Aos 11 anos, a baiana Victória começou a ser abusada pelo padrasto. Como muitas outras vítimas, ela se sentia incapaz de contar sobre a violência que sofria.

Aos 14 anos, conseguiu dividir seu sofrimento com a família. A denúncia na polícia chegou a ser feita, mas não teve prosseguimento. Seu agressor continua solto e, segundo ela, fazendo outras vítimas.

Hoje, aos 18 anos, morando em Camaçari (BA), se encontrou no teatro e no candomblé. Na falta da justiça terrena, ela aguarda pela divina.

Quando tudo começou, eu ia fazer 12 anos. Na época, meu padrasto já estava com a minha mãe havia um ano. Eu nunca tinha sentido maldade no jeito dele. Não entendia que ele me tratava tão bem porque queria fazer alguma coisa comigo.
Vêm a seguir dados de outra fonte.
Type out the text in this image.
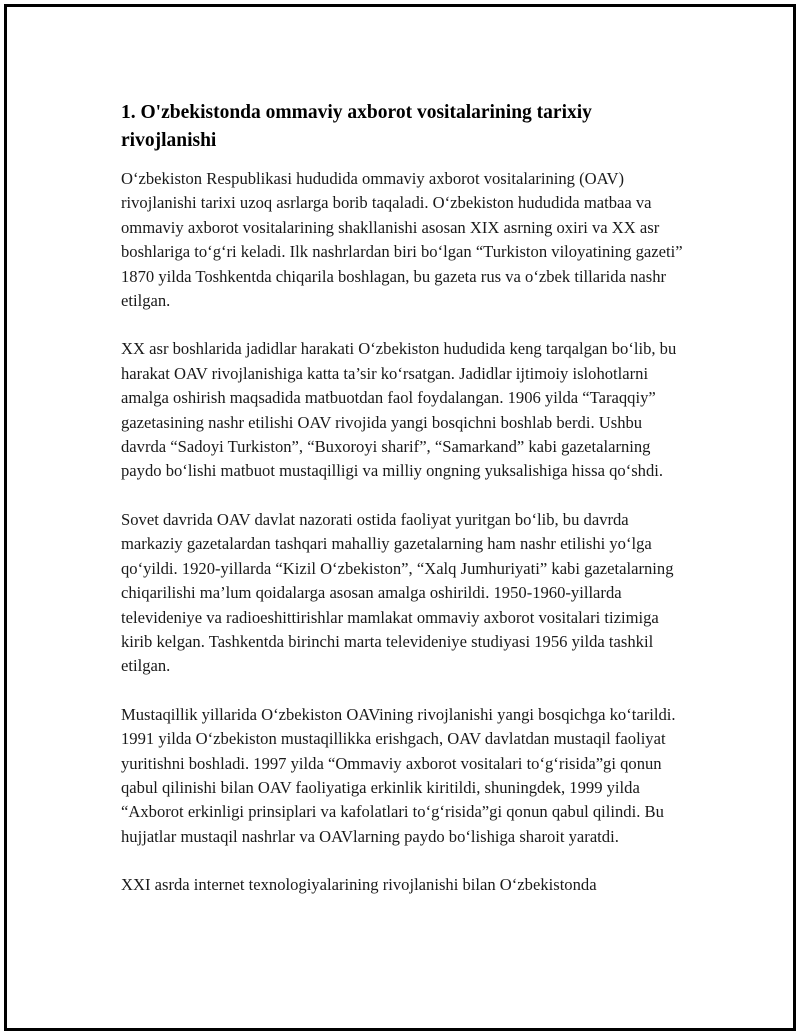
1. O'zbekistonda ommaviy axborot vositalarining tarixiy rivojlanishi

O‘zbekiston Respublikasi hududida ommaviy axborot vositalarining (OAV) rivojlanishi tarixi uzoq asrlarga borib taqaladi. O‘zbekiston hududida matbaa va ommaviy axborot vositalarining shakllanishi asosan XIX asrning oxiri va XX asr boshlariga to‘g‘ri keladi. Ilk nashrlardan biri bo‘lgan “Turkiston viloyatining gazeti” 1870 yilda Toshkentda chiqarila boshlagan, bu gazeta rus va o‘zbek tillarida nashr etilgan.

XX asr boshlarida jadidlar harakati O‘zbekiston hududida keng tarqalgan bo‘lib, bu harakat OAV rivojlanishiga katta ta’sir ko‘rsatgan. Jadidlar ijtimoiy islohotlarni amalga oshirish maqsadida matbuotdan faol foydalangan. 1906 yilda “Taraqqiy” gazetasining nashr etilishi OAV rivojida yangi bosqichni boshlab berdi. Ushbu davrda “Sadoyi Turkiston”, “Buxoroyi sharif”, “Samarkand” kabi gazetalarning paydo bo‘lishi matbuot mustaqilligi va milliy ongning yuksalishiga hissa qo‘shdi.

Sovet davrida OAV davlat nazorati ostida faoliyat yuritgan bo‘lib, bu davrda markaziy gazetalardan tashqari mahalliy gazetalarning ham nashr etilishi yo‘lga qo‘yildi. 1920-yillarda “Kizil O‘zbekiston”, “Xalq Jumhuriyati” kabi gazetalarning chiqarilishi ma’lum qoidalarga asosan amalga oshirildi. 1950-1960-yillarda televideniye va radioeshittirishlar mamlakat ommaviy axborot vositalari tizimiga kirib kelgan. Tashkentda birinchi marta televideniye studiyasi 1956 yilda tashkil etilgan.

Mustaqillik yillarida O‘zbekiston OAVining rivojlanishi yangi bosqichga ko‘tarildi. 1991 yilda O‘zbekiston mustaqillikka erishgach, OAV davlatdan mustaqil faoliyat yuritishni boshladi. 1997 yilda “Ommaviy axborot vositalari to‘g‘risida”gi qonun qabul qilinishi bilan OAV faoliyatiga erkinlik kiritildi, shuningdek, 1999 yilda “Axborot erkinligi prinsiplari va kafolatlari to‘g‘risida”gi qonun qabul qilindi. Bu hujjatlar mustaqil nashrlar va OAVlarning paydo bo‘lishiga sharoit yaratdi.

XXI asrda internet texnologiyalarining rivojlanishi bilan O‘zbekistonda
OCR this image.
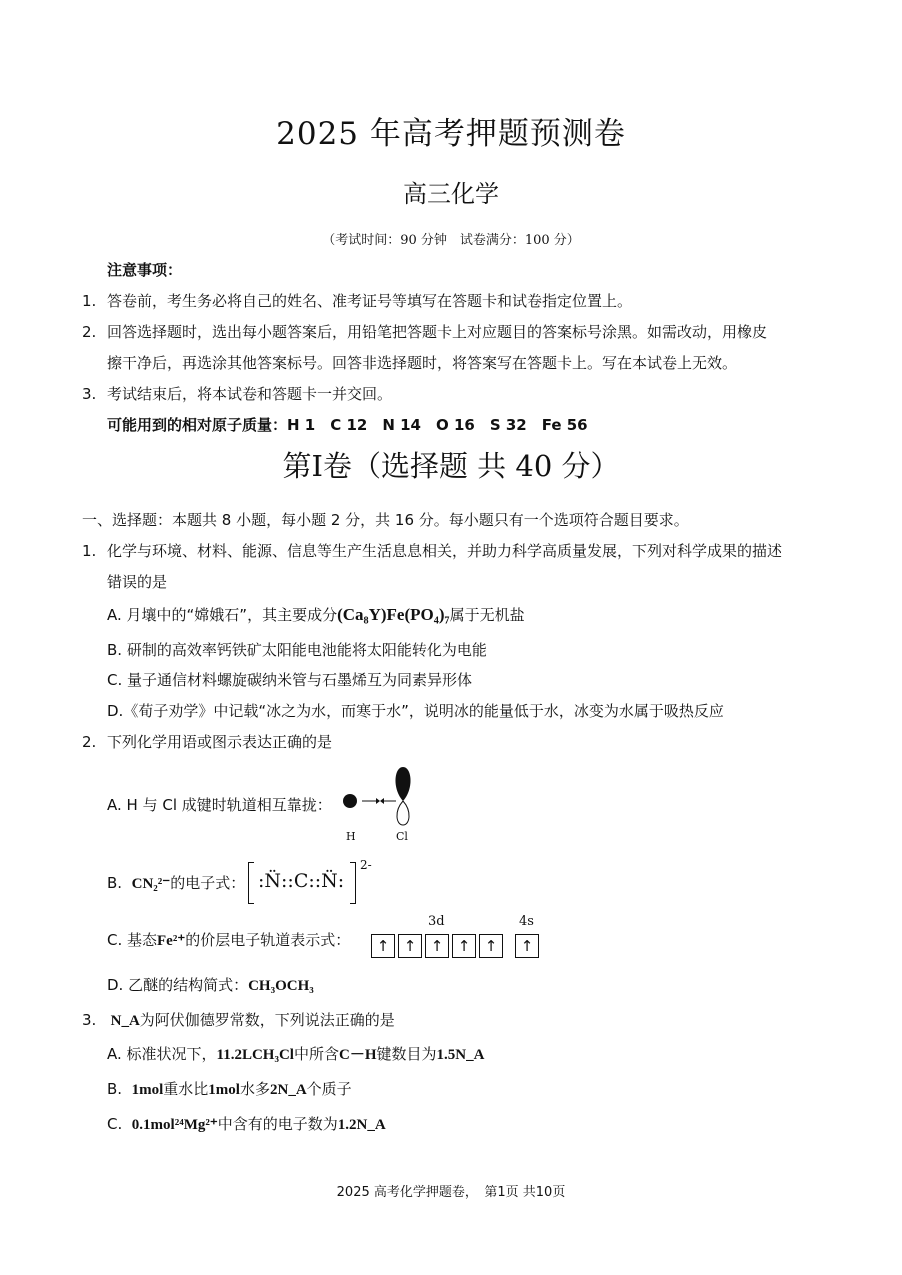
2025 年高考押题预测卷
高三化学
（考试时间：90 分钟　试卷满分：100 分）
注意事项：
1. 答卷前，考生务必将自己的姓名、准考证号等填写在答题卡和试卷指定位置上。
2. 回答选择题时，选出每小题答案后，用铅笔把答题卡上对应题目的答案标号涂黑。如需改动，用橡皮
擦干净后，再选涂其他答案标号。回答非选择题时，将答案写在答题卡上。写在本试卷上无效。
3. 考试结束后，将本试卷和答题卡一并交回。
可能用到的相对原子质量：H 1　C 12　N 14　O 16　S 32　Fe 56
第Ⅰ卷（选择题 共 40 分）
一、选择题：本题共 8 小题，每小题 2 分，共 16 分。每小题只有一个选项符合题目要求。
1. 化学与环境、材料、能源、信息等生产生活息息相关，并助力科学高质量发展，下列对科学成果的描述
错误的是
A. 月壤中的“嫦娥石”，其主要成分(Ca₈Y)Fe(PO₄)₇属于无机盐
B. 研制的高效率钙铁矿太阳能电池能将太阳能转化为电能
C. 量子通信材料螺旋碳纳米管与石墨烯互为同素异形体
D.《荀子劝学》中记载“冰之为水，而寒于水”，说明冰的能量低于水，冰变为水属于吸热反应
2. 下列化学用语或图示表达正确的是
A. H 与 Cl 成键时轨道相互靠拢：
H	Cl
B. CN₂²⁻的电子式： :N̈::C::N̈:
2-
C. 基态Fe²⁺的价层电子轨道表示式：
3d	4s
↑ ↑ ↑ ↑ ↑	↑
D. 乙醚的结构简式：CH₃OCH₃
3. N_A为阿伏伽德罗常数，下列说法正确的是
A. 标准状况下，11.2LCH₃Cl中所含C－H键数目为1.5N_A
B. 1mol重水比1mol水多2N_A个质子
C. 0.1mol²⁴Mg²⁺中含有的电子数为1.2N_A
2025 高考化学押题卷，　第1页 共10页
Num dia, fui tomar banho e vi que ele estava me olhando pela janelinha. Aí, ele gritou e mandou eu abrir a porta. Eu fiquei com medo e abri.

Ele pediu para dar um beijo na minha parte íntima. Eu paralisei, não tive reação para nada, só sabia chorar.

Foi aí que começaram os abusos. Ele levava minha mãe até o ponto de ônibus, esperava ela ir trabalhar e depois voltava para mexer comigo.

No início, ele me comprava presentes para tentar me calar, me dava chocolate. Eu jogava quase tudo fora.

Aos 13 anos, eu comecei a beber. Tomava cachaça Pitú todo dia. Eu preferia ficar na praça do que dentro de casa, porque sabia que, quando voltasse, ia ser um terror.

Também comecei a fazer teatro. Me encontrei ali, porque a gente passa uma coisa que não está vivendo. Esquecia da minha realidade, vivia uma ilusão que me fazia bem.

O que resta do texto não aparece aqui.